Given some dubious industry promises about addiction and pain drugs in the past, Bohn is especially wary of claiming too much, too soon. “I am very conservative on this because I think we have to be very careful not to repeat the problems of the past and oversell an opiate and say it won’t be addictive—as certain companies did,” she says. Her philosophy going forward is to assume all these drugs will have some risk for addiction, and to treat them with caution. At the same time, even if addiction remains a hazard, drugs that eliminate other side effects will still represent a huge step forward.

Yet Bohn’s approach raises a crucial question: Can addiction ever be fully mitigated—or will painkillers always come with the risk of dark consequences? Decoupling the two certainly seems scientifically possible, says Coop, given the current models of biased-agonism and polypharmacology. But addiction is a many-faceted beast, and there could always be new components that are not yet understood.
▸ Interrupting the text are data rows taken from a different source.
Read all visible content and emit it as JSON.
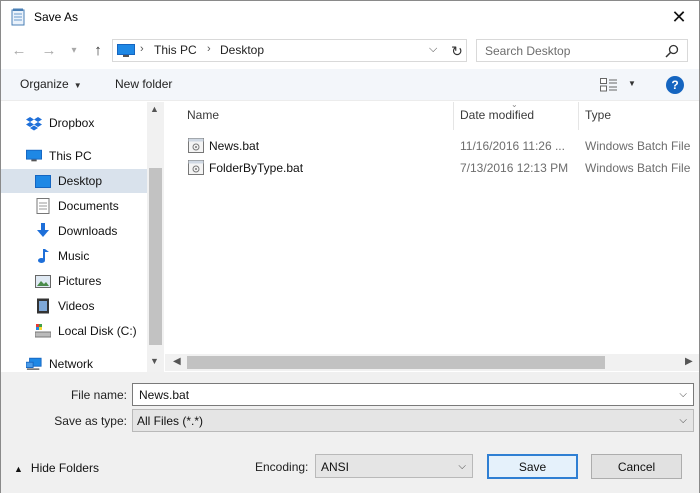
{
  "window": {
    "title": "Save As"
  },
  "address": {
    "crumbs": [
      "This PC",
      "Desktop"
    ]
  },
  "search": {
    "placeholder": "Search Desktop"
  },
  "toolbar": {
    "organize_label": "Organize",
    "new_folder_label": "New folder",
    "help_label": "?"
  },
  "nav": {
    "items": [
      {
        "label": "Dropbox",
        "icon": "dropbox-icon"
      },
      {
        "label": "This PC",
        "icon": "computer-icon"
      },
      {
        "label": "Desktop",
        "icon": "desktop-icon",
        "selected": true
      },
      {
        "label": "Documents",
        "icon": "documents-icon"
      },
      {
        "label": "Downloads",
        "icon": "downloads-icon"
      },
      {
        "label": "Music",
        "icon": "music-icon"
      },
      {
        "label": "Pictures",
        "icon": "pictures-icon"
      },
      {
        "label": "Videos",
        "icon": "videos-icon"
      },
      {
        "label": "Local Disk (C:)",
        "icon": "drive-icon"
      },
      {
        "label": "Network",
        "icon": "network-icon"
      }
    ]
  },
  "files": {
    "columns": [
      "Name",
      "Date modified",
      "Type"
    ],
    "rows": [
      {
        "name": "News.bat",
        "date": "11/16/2016 11:26 ...",
        "type": "Windows Batch File"
      },
      {
        "name": "FolderByType.bat",
        "date": "7/13/2016 12:13 PM",
        "type": "Windows Batch File"
      }
    ]
  },
  "form": {
    "file_name_label": "File name:",
    "file_name_value": "News.bat",
    "save_type_label": "Save as type:",
    "save_type_value": "All Files  (*.*)",
    "encoding_label": "Encoding:",
    "encoding_value": "ANSI",
    "hide_folders_label": "Hide Folders",
    "save_label": "Save",
    "cancel_label": "Cancel"
  },
  "colors": {
    "accent": "#2f7fd3",
    "selection": "#d9e2ec",
    "help": "#1565c0"
  }
}
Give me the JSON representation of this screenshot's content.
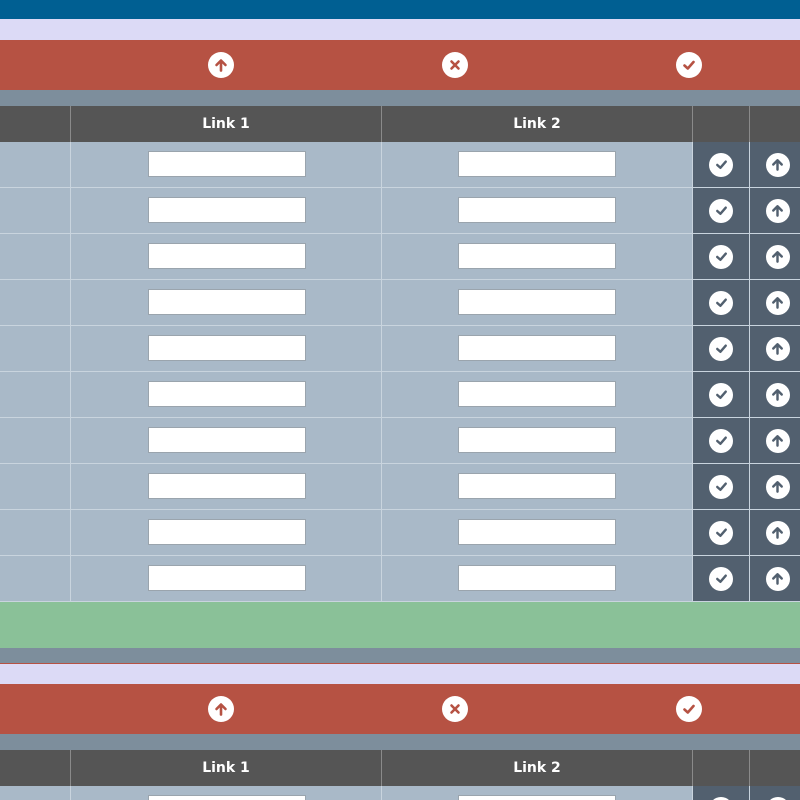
{
  "colors": {
    "top_bar": "#005f92",
    "band": "#dcdaf6",
    "toolbar": "#b65243",
    "gap": "#7d8e9c",
    "header": "#555555",
    "row": "#a9b9c8",
    "action_cell": "#52606f",
    "footer": "#8ac198"
  },
  "toolbar": {
    "buttons": [
      {
        "name": "upload",
        "icon": "arrow-up-circle-icon"
      },
      {
        "name": "cancel",
        "icon": "x-circle-icon"
      },
      {
        "name": "confirm",
        "icon": "check-circle-icon"
      }
    ]
  },
  "table": {
    "columns": [
      "",
      "Link 1",
      "Link 2",
      "",
      ""
    ],
    "rows": [
      {
        "link1": "",
        "link2": ""
      },
      {
        "link1": "",
        "link2": ""
      },
      {
        "link1": "",
        "link2": ""
      },
      {
        "link1": "",
        "link2": ""
      },
      {
        "link1": "",
        "link2": ""
      },
      {
        "link1": "",
        "link2": ""
      },
      {
        "link1": "",
        "link2": ""
      },
      {
        "link1": "",
        "link2": ""
      },
      {
        "link1": "",
        "link2": ""
      },
      {
        "link1": "",
        "link2": ""
      }
    ],
    "row_actions": [
      {
        "name": "confirm",
        "icon": "check-circle-icon"
      },
      {
        "name": "upload",
        "icon": "arrow-up-circle-icon"
      }
    ]
  }
}
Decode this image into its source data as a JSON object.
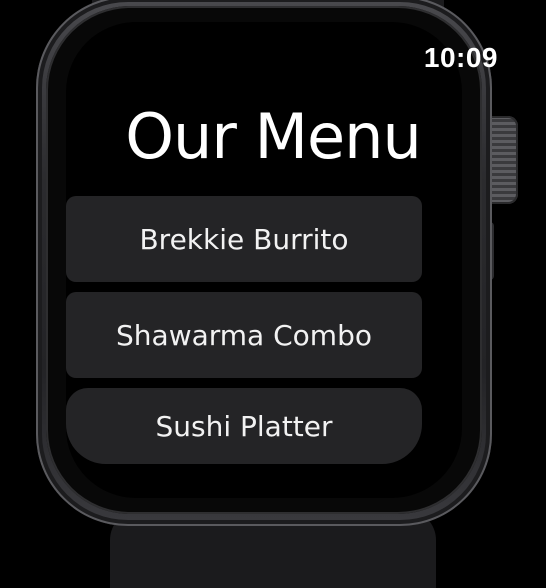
{
  "status_bar": {
    "time": "10:09"
  },
  "screen": {
    "title": "Our Menu"
  },
  "menu": {
    "items": [
      {
        "label": "Brekkie Burrito"
      },
      {
        "label": "Shawarma Combo"
      },
      {
        "label": "Sushi Platter"
      }
    ]
  },
  "colors": {
    "background": "#000000",
    "button_fill": "#242426",
    "text": "#ffffff"
  }
}
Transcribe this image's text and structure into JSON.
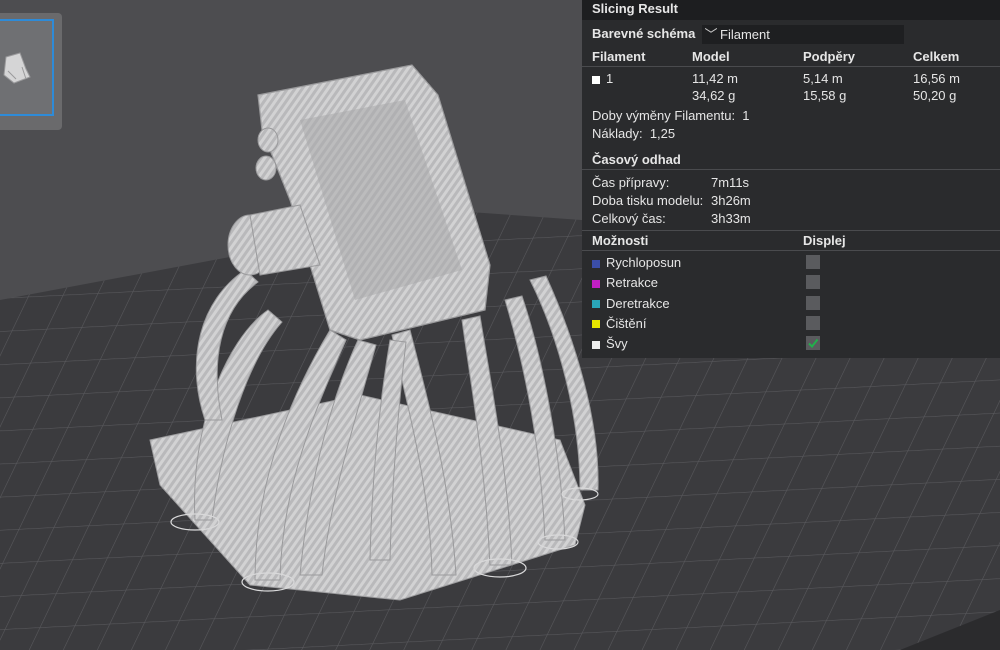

There may be no magic bullet, Coop concedes. “There have been several false dawns with respect to separating the desired from the unwanted effects of opioids," he says, "and the current approaches may again not translate to treating people in the clinic.”

A little excitement is warranted, in other words, but don’t consign morphine to the hall of medical curiosities just yet. “I think we should proceed carefully, but also realize the tremendous opportunity,” Bohn says. “This is a real opportunity in pharmaceutical development.” 

Editor's note, January 16, 2017: Due to an editing error photo caption initially stated that the Vicodin advertisement featured in the North Carolina Medical Journal was published in 1940. Actually, the journal began publication in that year.